Ask 100 people to describe what they think is the “prime London Property Market” and you may get 100 different answers.
Be wary of new build
My advice is to be very wary of the new build developments. While some of these will prove to be good investments, others will be expensive burdens. Several members have thanked me for talking them out of buying apartments off-plan as prices look to be dropping while the incentives from the developers to buy are growing.
We are currently seeing a natural correction in the traditional market rather than anything more sinister. Firstly, the lending over the last five years has been incredibly responsible and solid. Research by Lloyds showed that over 50% of properties over £1m were bought with cash and a further 25% were bought with mortgages of under 50% LTV between 2011-2013. This is a million miles from the reckless lending of the early 2000s.
Secondly, as interest rates do not seem to be going anywhere soon, there are very few forced sellers - one of the reasons why transactions have been so low. Just as many purchases in prime central London are discretionary, so are many sales.
More price increases to come
But these are passive reasons why the market will not fall into a death spiral. There are various reasons why I think we will see huge price growth in coming years. But please note this growth will not be steady. There will be years of explosive house price increases while other years will see minor falls.
Two of these reasons are:
- Corporation Tax – Osborne announced that Corporation Tax would be reduced to make it the lowest in the G20. This will attract a vast amount of investment into the UK which will feed into higher land prices.
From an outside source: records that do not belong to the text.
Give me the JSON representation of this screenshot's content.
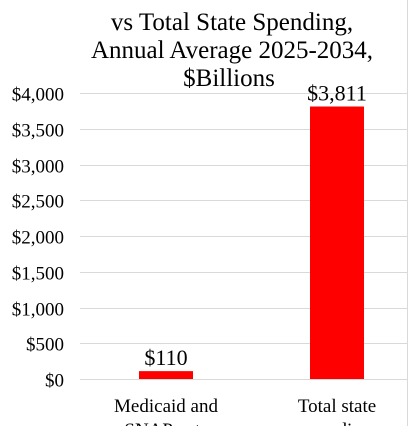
{
  "chart_data": {
    "type": "bar",
    "title_lines": [
      "vs Total State Spending,",
      "Annual Average 2025-2034,",
      "$Billions"
    ],
    "categories": [
      "Medicaid and SNAP cuts",
      "Total state spending"
    ],
    "category_label_lines": [
      [
        "Medicaid and",
        "SNAP cuts"
      ],
      [
        "Total state",
        "spending"
      ]
    ],
    "values": [
      110,
      3811
    ],
    "data_labels": [
      "$110",
      "$3,811"
    ],
    "bar_color": "#ff0000",
    "ylim": [
      0,
      4000
    ],
    "yticks": [
      0,
      500,
      1000,
      1500,
      2000,
      2500,
      3000,
      3500,
      4000
    ],
    "ytick_labels": [
      "$0",
      "$500",
      "$1,000",
      "$1,500",
      "$2,000",
      "$2,500",
      "$3,000",
      "$3,500",
      "$4,000"
    ],
    "grid": true,
    "legend": "none"
  }
}
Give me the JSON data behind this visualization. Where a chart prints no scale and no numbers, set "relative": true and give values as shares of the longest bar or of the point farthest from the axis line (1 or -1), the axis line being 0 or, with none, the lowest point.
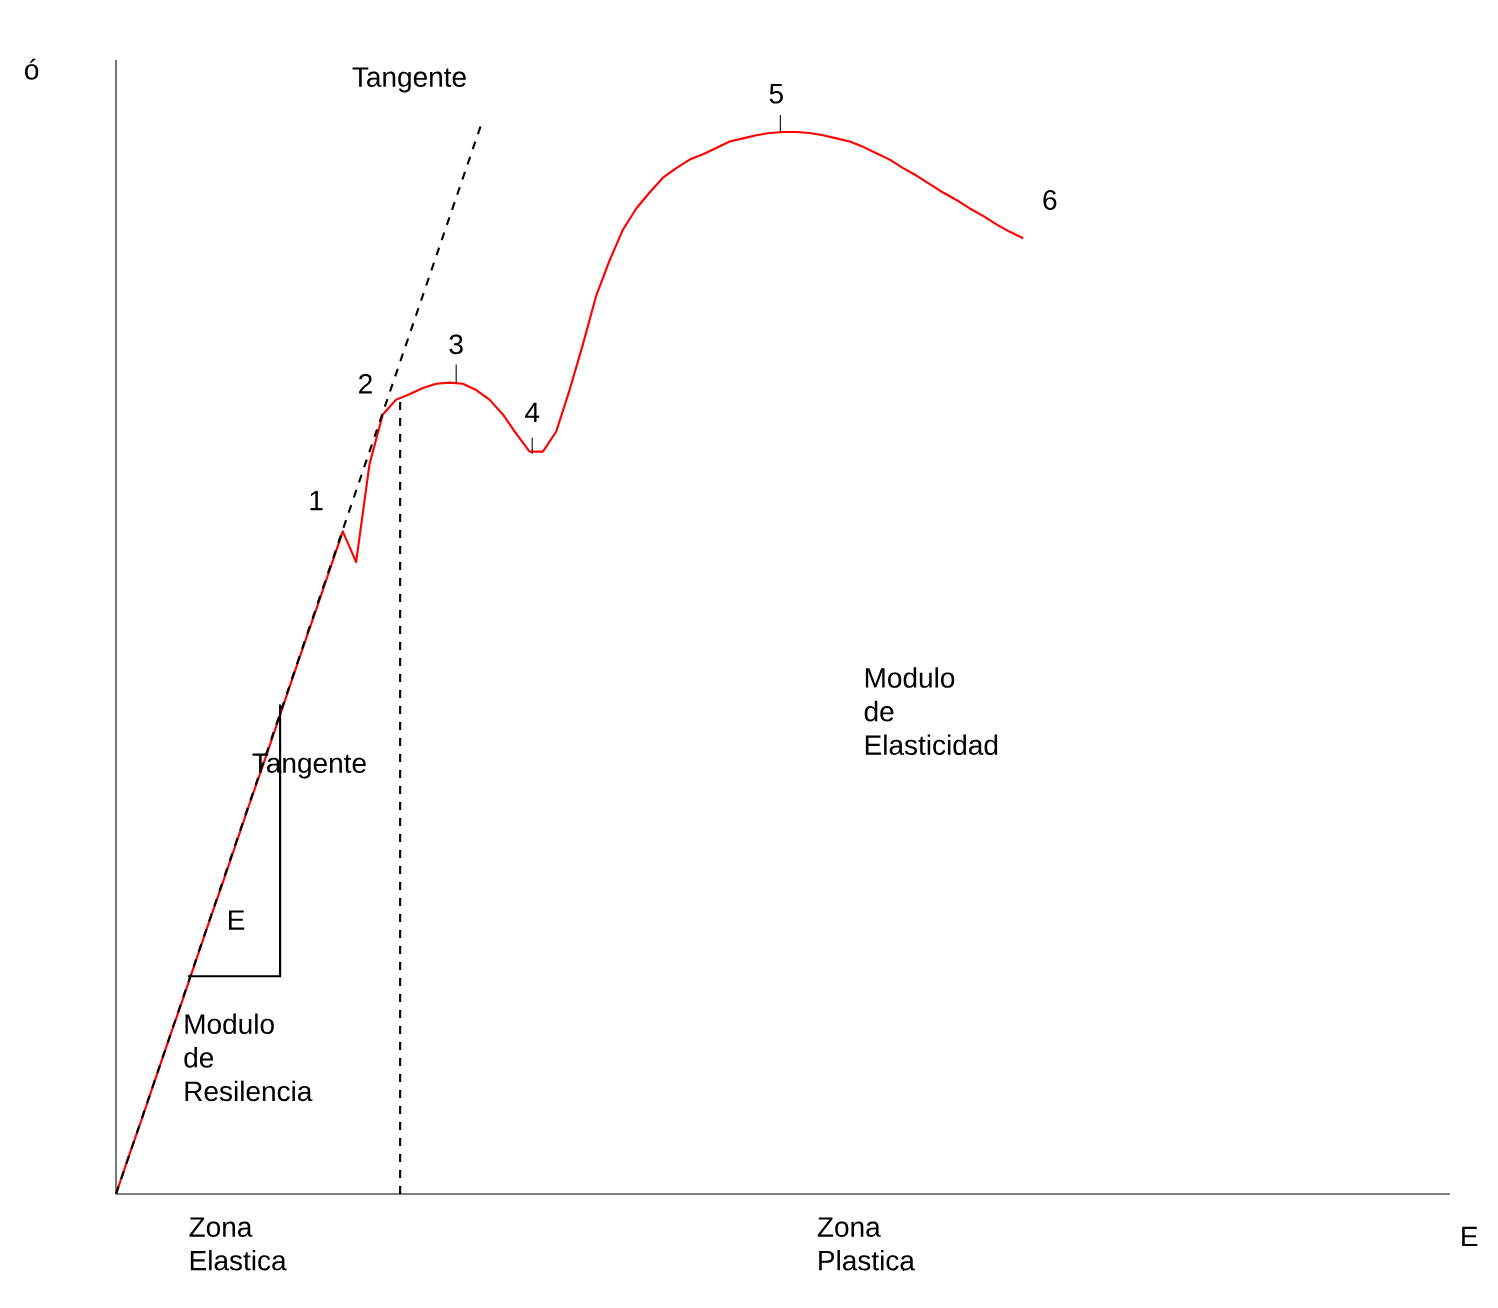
{
  "chart_data": {
    "type": "line",
    "relative": true,
    "xlabel": "E",
    "ylabel": "ó",
    "marker": "none",
    "categories": [
      null,
      null,
      null,
      null,
      null,
      null,
      null,
      null,
      null,
      null,
      null,
      null,
      null,
      null,
      null,
      null,
      null,
      null,
      null,
      null,
      null,
      null,
      null,
      null,
      null,
      null,
      null,
      null,
      null,
      null,
      null,
      null,
      null,
      null,
      null,
      null,
      null,
      null,
      null,
      null,
      null,
      null,
      null,
      null,
      null,
      null,
      null,
      null,
      null,
      null,
      null,
      null,
      null,
      null,
      null,
      null,
      null,
      null,
      null,
      null,
      null,
      null,
      null,
      null,
      null,
      null,
      null,
      null,
      null,
      null,
      null,
      null,
      null,
      null,
      null,
      null,
      null,
      null,
      null,
      null,
      null,
      null,
      null,
      null,
      null,
      null,
      null,
      null,
      null,
      null,
      null,
      null,
      null,
      null,
      null,
      null,
      null,
      null,
      null,
      null,
      null
    ],
    "series": [
      {
        "color": "#ff0000",
        "line_style": "solid",
        "values": [
          0,
          0.037,
          0.073,
          0.11,
          0.147,
          0.183,
          0.22,
          0.257,
          0.293,
          0.33,
          0.367,
          0.403,
          0.44,
          0.477,
          0.514,
          0.55,
          0.587,
          0.624,
          0.595,
          0.687,
          0.734,
          0.748,
          0.753,
          0.759,
          0.763,
          0.764,
          0.763,
          0.757,
          0.748,
          0.734,
          0.716,
          0.699,
          0.699,
          0.718,
          0.757,
          0.8,
          0.846,
          0.879,
          0.908,
          0.928,
          0.943,
          0.957,
          0.966,
          0.974,
          0.979,
          0.985,
          0.991,
          0.994,
          0.997,
          0.999,
          1.0,
          1.0,
          0.999,
          0.997,
          0.994,
          0.991,
          0.986,
          0.98,
          0.974,
          0.966,
          0.959,
          0.951,
          0.943,
          0.936,
          0.928,
          0.921,
          0.913,
          0.906,
          0.9,
          null,
          null,
          null,
          null,
          null,
          null,
          null,
          null,
          null,
          null,
          null,
          null,
          null,
          null,
          null,
          null,
          null,
          null,
          null,
          null,
          null,
          null,
          null,
          null,
          null,
          null,
          null,
          null,
          null,
          null,
          null,
          null
        ]
      }
    ],
    "annotations": [
      "1",
      "2",
      "3",
      "4",
      "5",
      "6",
      "Tangente",
      "Tangente",
      "E",
      "Modulo de Resilencia",
      "Modulo de Elasticidad",
      "Zona Elastica",
      "Zona Plastica"
    ]
  }
}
- Credit will become more available – The scars of 2008 are still raw which is why everyone is so jittery. It was exactly the same in 1998 after the crash of 1990. Any weakness in the market is seen to herald the “proper crash” as 2008 was regarded in prime central London as a false dawn.
Lending has been incredibly conservative but this will change and the mainstream banks will slowly start to lend more. They will dip their toes in the water, then start paddling and eventually there will be a massive pool party as the mainstream are joined by all and sundry in a frenzy of lending and consequent steep price rises.
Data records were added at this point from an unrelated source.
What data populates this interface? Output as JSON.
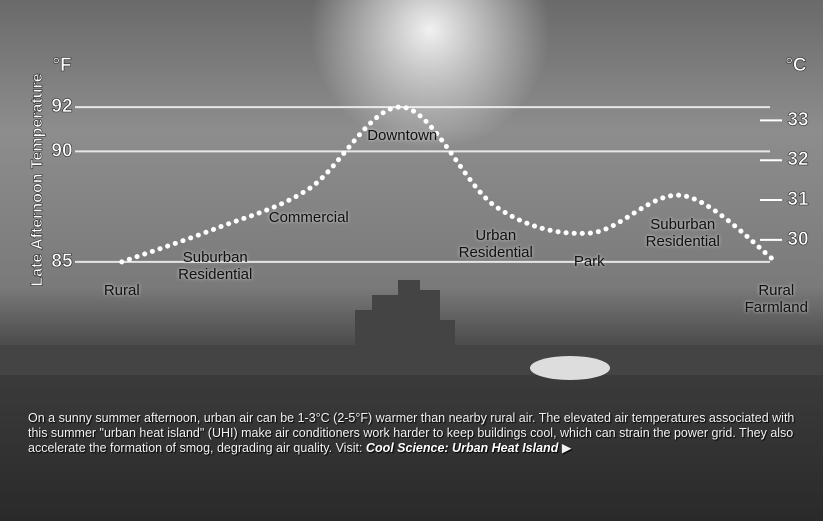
{
  "chart_data": {
    "type": "line",
    "y_label": "Late Afternoon Temperature",
    "y_unit": "°F",
    "y2_unit": "°C",
    "categories": [
      "Rural",
      "Suburban Residential",
      "Commercial",
      "Downtown",
      "Urban Residential",
      "Park",
      "Suburban Residential",
      "Rural Farmland"
    ],
    "values": [
      85,
      86.5,
      88.3,
      92,
      87.5,
      86.3,
      88,
      85
    ],
    "color": "#ffffff",
    "ylim": [
      84,
      93
    ],
    "yticks": [
      85,
      90,
      92
    ],
    "y2lim": [
      28.89,
      33.89
    ],
    "y2ticks": [
      30,
      31,
      32,
      33
    ],
    "grid": true,
    "caption": "On a sunny summer afternoon, urban air can be 1-3°C (2-5°F) warmer than nearby rural air. The elevated air temperatures associated with this summer \"urban heat island\" (UHI) make air conditioners work harder to keep buildings cool, which can strain the power grid. They also accelerate the formation of smog, degrading air quality. Visit:",
    "link_text": "Cool Science: Urban Heat Island"
  }
}
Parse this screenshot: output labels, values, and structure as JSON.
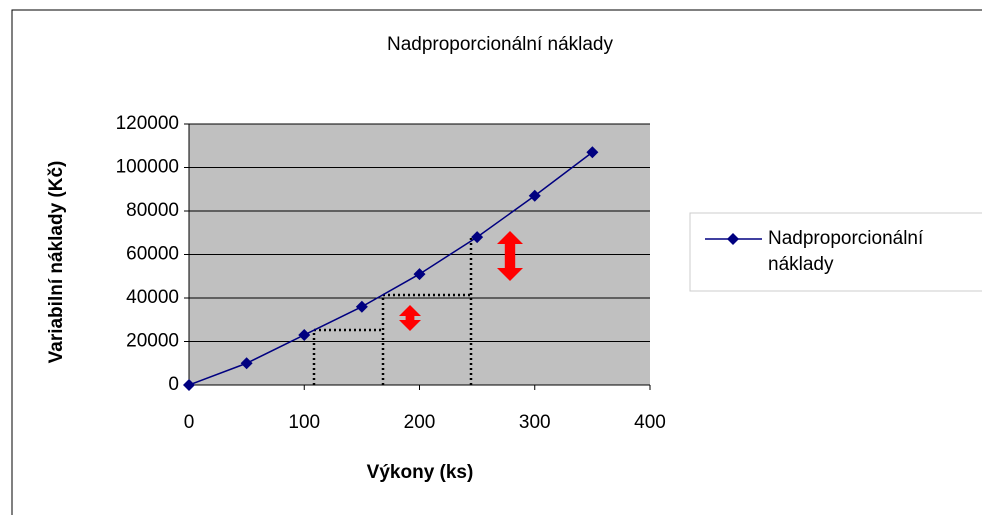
{
  "chart_data": {
    "type": "line",
    "title": "Nadproporcionální náklady",
    "x_label": "Výkony (ks)",
    "y_label": "Variabilní náklady (Kč)",
    "x": [
      0,
      50,
      100,
      150,
      200,
      250,
      300,
      350
    ],
    "series": [
      {
        "name": "Nadproporcionální náklady",
        "color": "#000080",
        "values": [
          0,
          10000,
          23000,
          36000,
          51000,
          68000,
          87000,
          107000
        ]
      }
    ],
    "xlim": [
      0,
      400
    ],
    "xticks": [
      0,
      100,
      200,
      300,
      400
    ],
    "ylim": [
      0,
      120000
    ],
    "yticks": [
      0,
      20000,
      40000,
      60000,
      80000,
      100000,
      120000
    ],
    "grid": true,
    "legend": "right",
    "plot_background": "#c0c0c0"
  }
}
This will be the harbinger of the next crash. However, we are years away from this scenario playing out in the traditional prime London market.
We are currently seeing a correction in response to the numerous tax changes announced the last 18 months including:
- The increase in SDLT
- The reduction in mortgage interest rate relief for buy-to let investors
- The additional 3% payable on SDLT for investors and second home buyers
- The proposed changes to the tax regime for non-domiciles (the details are still awaited).
If the market hadn’t corrected in the face of so many changes and uncertainty, then I would be worried as “irrational exuberance” would have taken over.
London will always be a great city
It’s important to remember that the demand for London property is not just driven by the tax and investment case. The vast majority of non-doms buy property in London because not only is it an easy place to do business but it is also an exciting, vibrant, cultured, politically stable and relatively safe city.
The immense tax breaks they enjoyed were the icing on the cake. Yes, some will flee London because their entire focus is legal tax avoidance but - judging by my conversations with various tax advisers and wealth managers – they are the minority.
Are they happy that they have to pay more tax? Obviously not. But it is not a catastrophe either (unless there is a surprise in the final plans).
The effect of a Brexit may be a concern but, whatever happens, I find it very hard to believe that London and the UK will suddenly change dramatically to become a barren wasteland. Ultimately, the world will keep spinning and London, for now, will continue to be one of the greatest cities in the world.